One of the criticisms commonly made towards US politics is the two-party system and how some voters complain that they don’t have a candidate that lines up closely with their values.
This is what I call the “Netflixing” of American politics.
Netflix along with Hulu, Amazon Prime Video, and the hundreds of cable TV channels have provided the entertainment consumer with an incredible diversity of choices. One can find entertainment choices that closely align with one’s desires.
This is great for both the artists creating television drama and for the viewer.
But it may be creating unrealistic expectations in other areas of life where the outcome may be choices that do not align closely with one’s desires — like politics in general and the 2016 Presidential Election in particular.

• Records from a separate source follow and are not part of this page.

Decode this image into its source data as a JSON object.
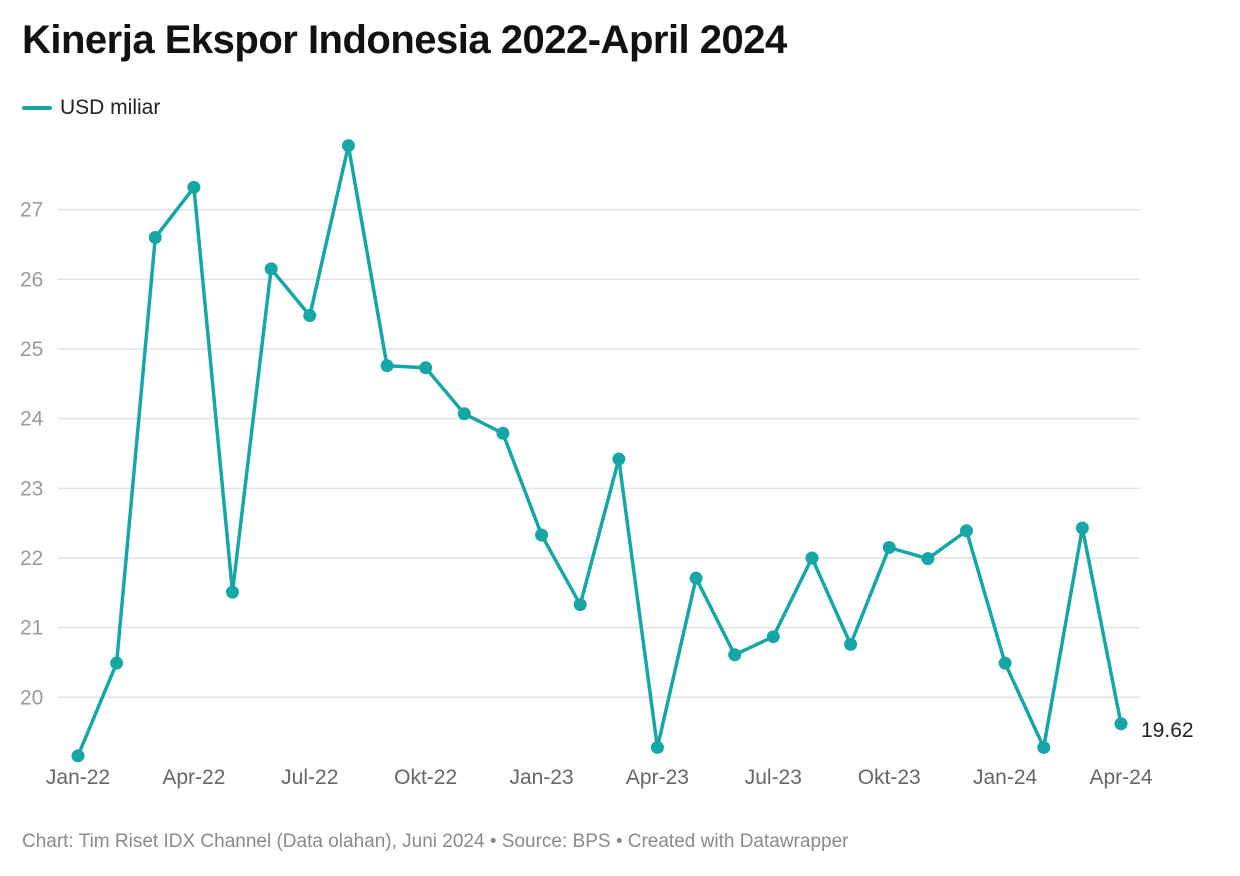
{
  "title": "Kinerja Ekspor Indonesia 2022-April 2024",
  "footer": {
    "text": "Chart: Tim Riset IDX Channel (Data olahan), Juni 2024 • Source: BPS • Created with Datawrapper"
  },
  "colors": {
    "series": "#16a6a6",
    "grid": "#e2e2e2"
  },
  "chart_data": {
    "type": "line",
    "title": "Kinerja Ekspor Indonesia 2022-April 2024",
    "xlabel": "",
    "ylabel": "",
    "x": [
      "Jan-22",
      "Feb-22",
      "Mar-22",
      "Apr-22",
      "Mei-22",
      "Jun-22",
      "Jul-22",
      "Agu-22",
      "Sep-22",
      "Okt-22",
      "Nov-22",
      "Des-22",
      "Jan-23",
      "Feb-23",
      "Mar-23",
      "Apr-23",
      "Mei-23",
      "Jun-23",
      "Jul-23",
      "Agu-23",
      "Sep-23",
      "Okt-23",
      "Nov-23",
      "Des-23",
      "Jan-24",
      "Feb-24",
      "Mar-24",
      "Apr-24"
    ],
    "x_tick_labels": [
      "Jan-22",
      "Apr-22",
      "Jul-22",
      "Okt-22",
      "Jan-23",
      "Apr-23",
      "Jul-23",
      "Okt-23",
      "Jan-24",
      "Apr-24"
    ],
    "series": [
      {
        "name": "USD miliar",
        "values": [
          19.16,
          20.49,
          26.6,
          27.32,
          21.51,
          26.15,
          25.48,
          27.92,
          24.76,
          24.73,
          24.07,
          23.79,
          22.33,
          21.33,
          23.42,
          19.28,
          21.71,
          20.61,
          20.87,
          22.0,
          20.76,
          22.15,
          21.99,
          22.39,
          20.49,
          19.28,
          22.43,
          19.62
        ]
      }
    ],
    "end_label": "19.62",
    "y_ticks": [
      20,
      21,
      22,
      23,
      24,
      25,
      26,
      27
    ],
    "ylim": [
      19.1,
      28.0
    ],
    "grid": true,
    "legend": "top-left"
  }
}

The goal in any political campaign is to get a majority of the voters to support the campaign’s candidate. This means that any governing coalition will have to be a broad-based mix of constituencies. Some members of this coalition may not be supporting their first choice for President.
Unlike the “Netflix” model where everyone get’s their first choice, forming a broad majority coalition is closer to the television model of the 1950s and 1960s.
In the 1960’s non-Netflix TV model, there are very few choices and they are not designed to meet an individual viewer’s desires. Instead, the choices are designed to meet the needs of a broad majority coalition.
And this sounds very similar to the approach traditionally used to run as a major party Presidential candidate.